AI That Does Something, Not Just Demos
Most AI projects stall at the demo stage. The prototype works in a notebook, but nobody can figure out how to make it reliable, fast, and affordable in production. I build AI-powered applications that handle real traffic, recover from API failures, stay within budget, and deliver consistent results. These are production systems with proper error handling, not chatbot demos.
I work with Claude (Anthropic) and GPT-4 (OpenAI) through their TypeScript SDKs, using AI pair programming techniques daily to accelerate development. Every integration ships with retry logic, response validation, cost tracking, and fallback behavior. When the AI API is slow or returns unexpected output, the application handles it gracefully instead of crashing.
What I Build with LLMs
The most valuable AI applications automate work that currently requires a person to read, interpret, and act on unstructured information. Content generation pipelines that match your brand voice. Document analysis tools that extract structured data from contracts, invoices, and emails. Intelligent search that understands what users mean, not just what they type. Customer support automation that handles routine questions and escalates complex ones.
ContentMK integrates AI with per-workspace access controls and configuration. Each workspace can use different models, different system prompts, and different rate limits. The AI layer plugs into the content management workflow without replacing it. That is the pattern: AI as a tool inside a larger system, not AI as the entire product. I explore this approach further in my piece on vibe coding in professional development.
MCP Servers: Connecting AI to Your Data
MCP (Model Context Protocol) is the emerging standard for connecting AI assistants to external data sources. I build custom MCP servers that give Claude and other AI tools structured access to your databases, APIs, and business systems. Instead of copying data into chat windows, the AI queries your systems directly through typed tool interfaces.
Amazon Creators API is an MCP server I built that wraps the Amazon Product Advertising API. It gives AI assistants access to product search, pricing, and catalog data through clean tool definitions. The same architecture works for any API or database you want to expose to AI workflows.
All of this work starts with the development environment. I use an AI Architect approach to set up custom Claude Code skills, hooks, and MCP servers matched to your codebase before building AI features on top of it.
Cost Control That Scales
LLM API costs can spiral fast. A single poorly designed prompt hitting GPT-4 in a loop can cost hundreds of dollars in an afternoon. I implement three layers of cost control on every AI project. First, prompt engineering that minimizes token usage without sacrificing output quality. Second, intelligent caching that avoids redundant API calls for similar inputs. Third, model routing that sends simple tasks to cheaper models and reserves premium models for complex reasoning.

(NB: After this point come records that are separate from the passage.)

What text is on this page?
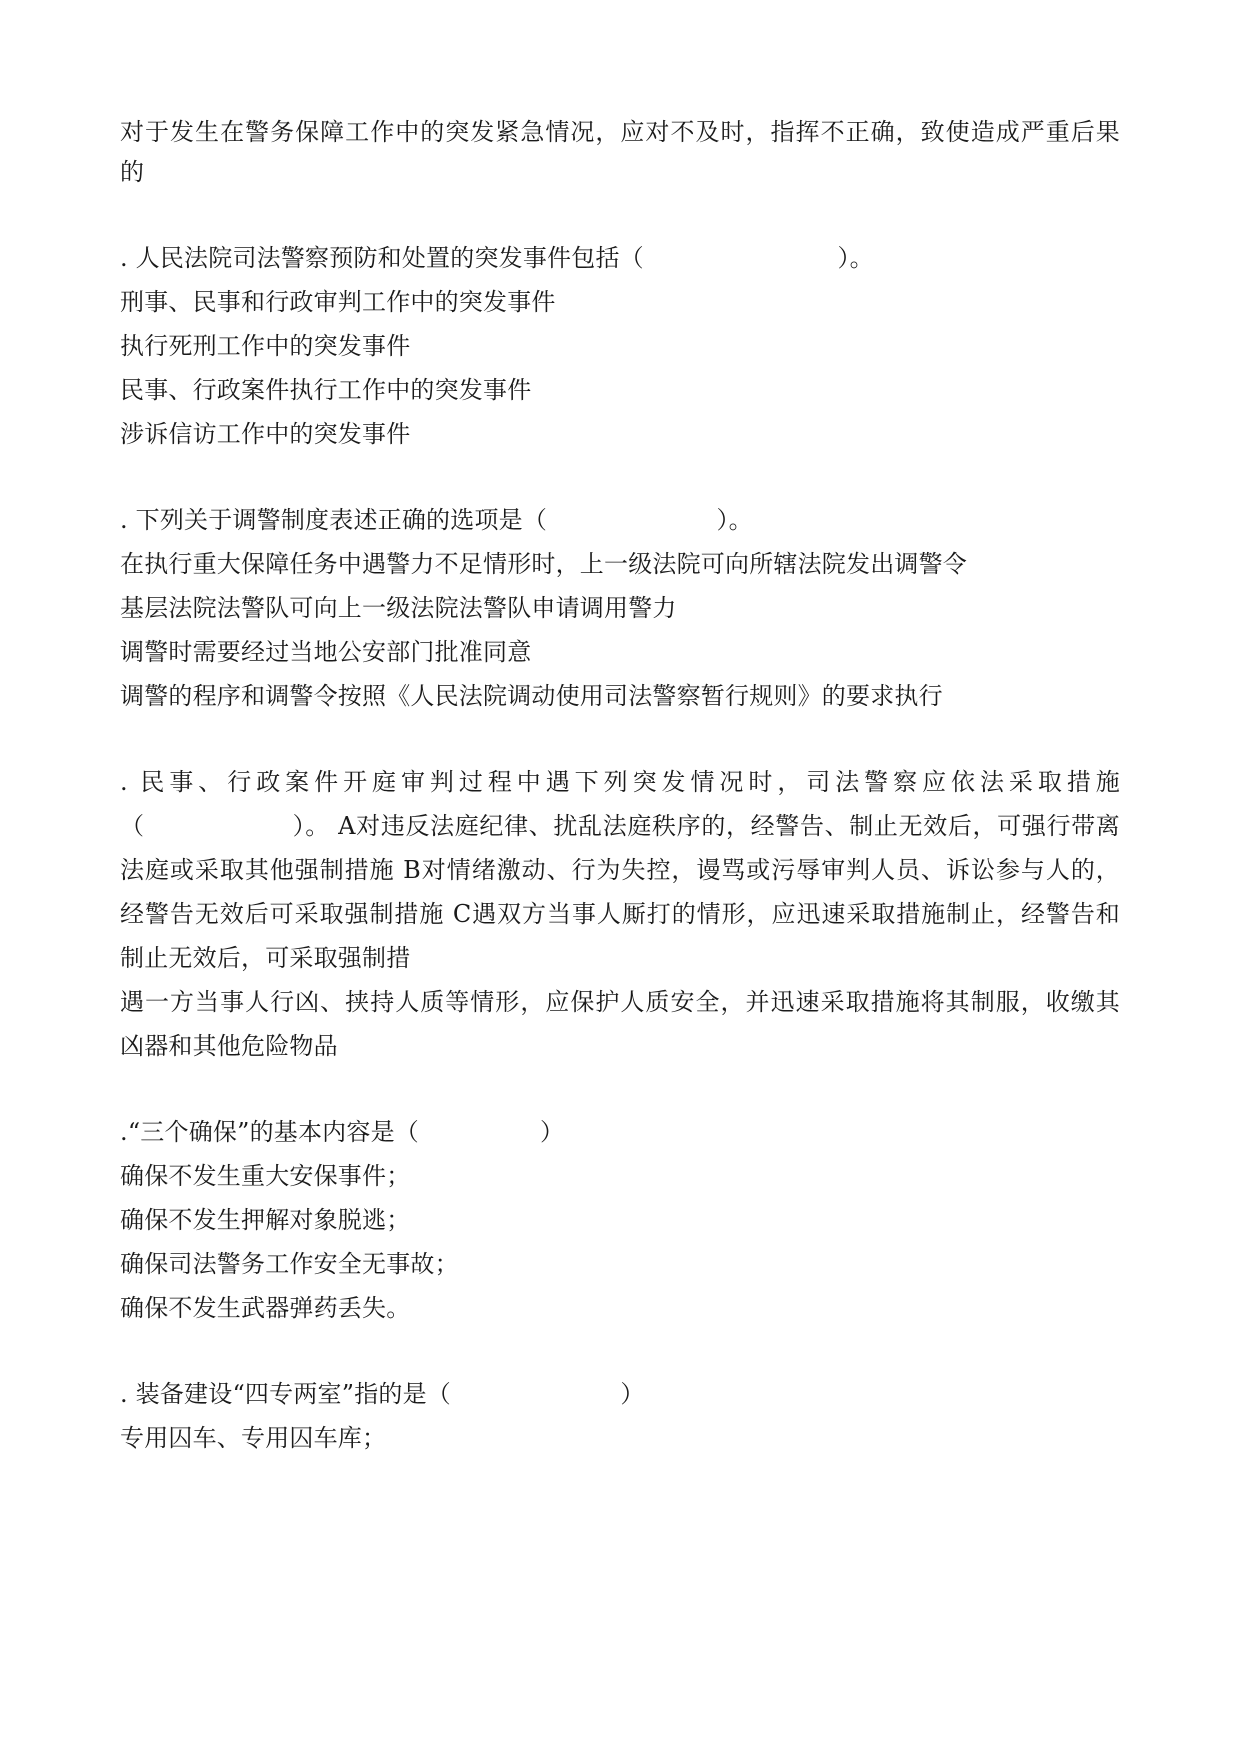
对于发生在警务保障工作中的突发紧急情况，应对不及时，指挥不正确，致使造成严重后果
的
. 人民法院司法警察预防和处置的突发事件包括（　　　　　　　　）。
刑事、民事和行政审判工作中的突发事件
执行死刑工作中的突发事件
民事、行政案件执行工作中的突发事件
涉诉信访工作中的突发事件
. 下列关于调警制度表述正确的选项是（　　　　　　　）。
在执行重大保障任务中遇警力不足情形时，上一级法院可向所辖法院发出调警令
基层法院法警队可向上一级法院法警队申请调用警力
调警时需要经过当地公安部门批准同意
调警的程序和调警令按照《人民法院调动使用司法警察暂行规则》的要求执行
. 民事、行政案件开庭审判过程中遇下列突发情况时，司法警察应依法采取措施
（　　　　　　）。 A对违反法庭纪律、扰乱法庭秩序的，经警告、制止无效后，可强行带离
法庭或采取其他强制措施 B对情绪激动、行为失控，谩骂或污辱审判人员、诉讼参与人的，
经警告无效后可采取强制措施 C遇双方当事人厮打的情形，应迅速采取措施制止，经警告和
制止无效后，可采取强制措
遇一方当事人行凶、挟持人质等情形，应保护人质安全，并迅速采取措施将其制服，收缴其
凶器和其他危险物品
.“三个确保”的基本内容是（　　　　　）
确保不发生重大安保事件；
确保不发生押解对象脱逃；
确保司法警务工作安全无事故；
确保不发生武器弹药丢失。
. 装备建设“四专两室”指的是（　　　　　　　）
专用囚车、专用囚车库；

I also build per-user and per-organization spending caps, usage dashboards, and alerting. You know exactly what your AI features cost, and no single user or workflow can exceed the budget you set.
The Right Model for the Job
Claude excels at long document analysis, nuanced writing, and multi-step reasoning. I wrote about using Claude Code for web development and how it fits into production workflows. GPT-4 has the broadest ecosystem and the most third-party integrations. Smaller models handle classification, extraction, and simple generation at a fraction of the cost. I choose the model based on your specific use case and implement routing logic so different tasks use different models automatically.
For applications that need SEO and content marketing alongside AI features, I partner with Frog Stone Media for search strategy. AI-powered products still need users to find them.